Modelling showed that conditions beneath the surface of young Mars were as comfortable for primitive life as those in the oceans of young Earth. However, this did not last long and microbial activity quickly depleted the atmosphere, rendering the planet uninhabitable.
Today's Mars is a harsh desert, dry and cold, but it wasn't always like this. In the distant past, the neighbouring planet was comparatively warm and humid, surrounded by a fairly dense atmosphere rich in carbon dioxide and hydrogen, and primitive life may well have arisen under such conditions. A new paper published in Nature Astronomy also says this. "Conditions beneath the surface of early Mars may have been suitable for the existence of methanogenic microbes," stressed the paper's key author, University of Arizona professor Regis Ferriere.
On Earth, such micro-organisms obtain energy without oxygen, such as from carbon dioxide and hydrogen, and methane is a by-product of these reactions. They are thought to be among the oldest, although in current circumstances they are not as ubiquitous, often inhabiting the most extreme ecological niches - like the 'black smokers' at the bottom of the oceans. However, on early Mars, about four billion years ago, during the Norse period, conditions were far more suitable for methanogenic life.
"We believe that at that time Mars was slightly colder than Earth and nowhere near as cold as it is today, with average temperatures slightly above freezing point for water," says Régis Ferrier. - We see early Mars as a rocky planet with a porous crust covered with liquid water that formed lakes and rivers, perhaps even seas and oceans."
Ferrier and his colleagues modelled the Red Planet's climate in the Norse period, taking into account the abundance and high salinity of water (as indicated by analysis of ancient Martian rocks), the porosity of the surface, and the carbon dioxide and hydrogen-rich atmosphere. Scientists used these results to model the dynamics of ecosystems. The work made it possible to assess the possibility of life existence and development deep beneath the surface of Mars. The answer was positive: such conditions could support the existence of methanogens (as also indicated by some previous work).

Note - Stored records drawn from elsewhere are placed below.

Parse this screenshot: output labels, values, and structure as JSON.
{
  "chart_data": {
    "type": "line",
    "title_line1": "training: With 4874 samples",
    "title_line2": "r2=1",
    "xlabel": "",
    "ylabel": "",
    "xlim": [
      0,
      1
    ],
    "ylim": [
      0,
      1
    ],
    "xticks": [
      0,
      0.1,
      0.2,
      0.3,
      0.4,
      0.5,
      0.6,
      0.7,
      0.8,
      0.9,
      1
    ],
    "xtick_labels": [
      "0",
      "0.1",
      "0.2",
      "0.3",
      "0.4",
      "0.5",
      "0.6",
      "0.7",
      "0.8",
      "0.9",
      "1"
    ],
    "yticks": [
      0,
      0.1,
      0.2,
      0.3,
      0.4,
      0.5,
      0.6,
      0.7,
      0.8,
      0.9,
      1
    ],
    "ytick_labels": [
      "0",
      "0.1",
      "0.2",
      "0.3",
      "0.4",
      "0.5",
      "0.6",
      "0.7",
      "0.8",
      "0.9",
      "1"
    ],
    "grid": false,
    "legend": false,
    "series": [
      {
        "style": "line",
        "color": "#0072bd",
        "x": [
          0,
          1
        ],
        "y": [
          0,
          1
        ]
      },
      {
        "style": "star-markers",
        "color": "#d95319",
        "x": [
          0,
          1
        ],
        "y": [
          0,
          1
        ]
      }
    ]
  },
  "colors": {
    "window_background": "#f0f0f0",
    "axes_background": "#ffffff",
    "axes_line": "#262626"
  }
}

According to scientists, it was too cold on the planet's surface itself, but temperatures just below remained comfortable enough, and the water, carbon dioxide and hydrogen seeping in from above provided enough resources to extract energy through methanogenesis. They estimated that optimal conditions persisted at depths of up to several hundred metres. "We found the very likely existence of subsurface life, which was limited only by the spread of ice (at the surface. - Ed.) Biomass productivity may have been comparable to that of the oceans of early Earth," Ferrier added. However, this did not last long.
Simulations have shown that while at first methanogenic life on Mars may have thrived, it gradually had an increasingly negative impact on the conditions of their own existence. The biological activity of such microorganisms rapidly - over hundreds or even tens of thousands of years - altered the composition and reduced the density of the Martian atmosphere. Its hydrogen content was rapidly decreasing, which could lead not only to an energy deficit, but also to a cooling of the entire planet. As a result, Mars rapidly froze and became uninhabitable. Life was able to escape deeper and deeper into the bowels of the planet until conditions there became totally unsuitable for it as well.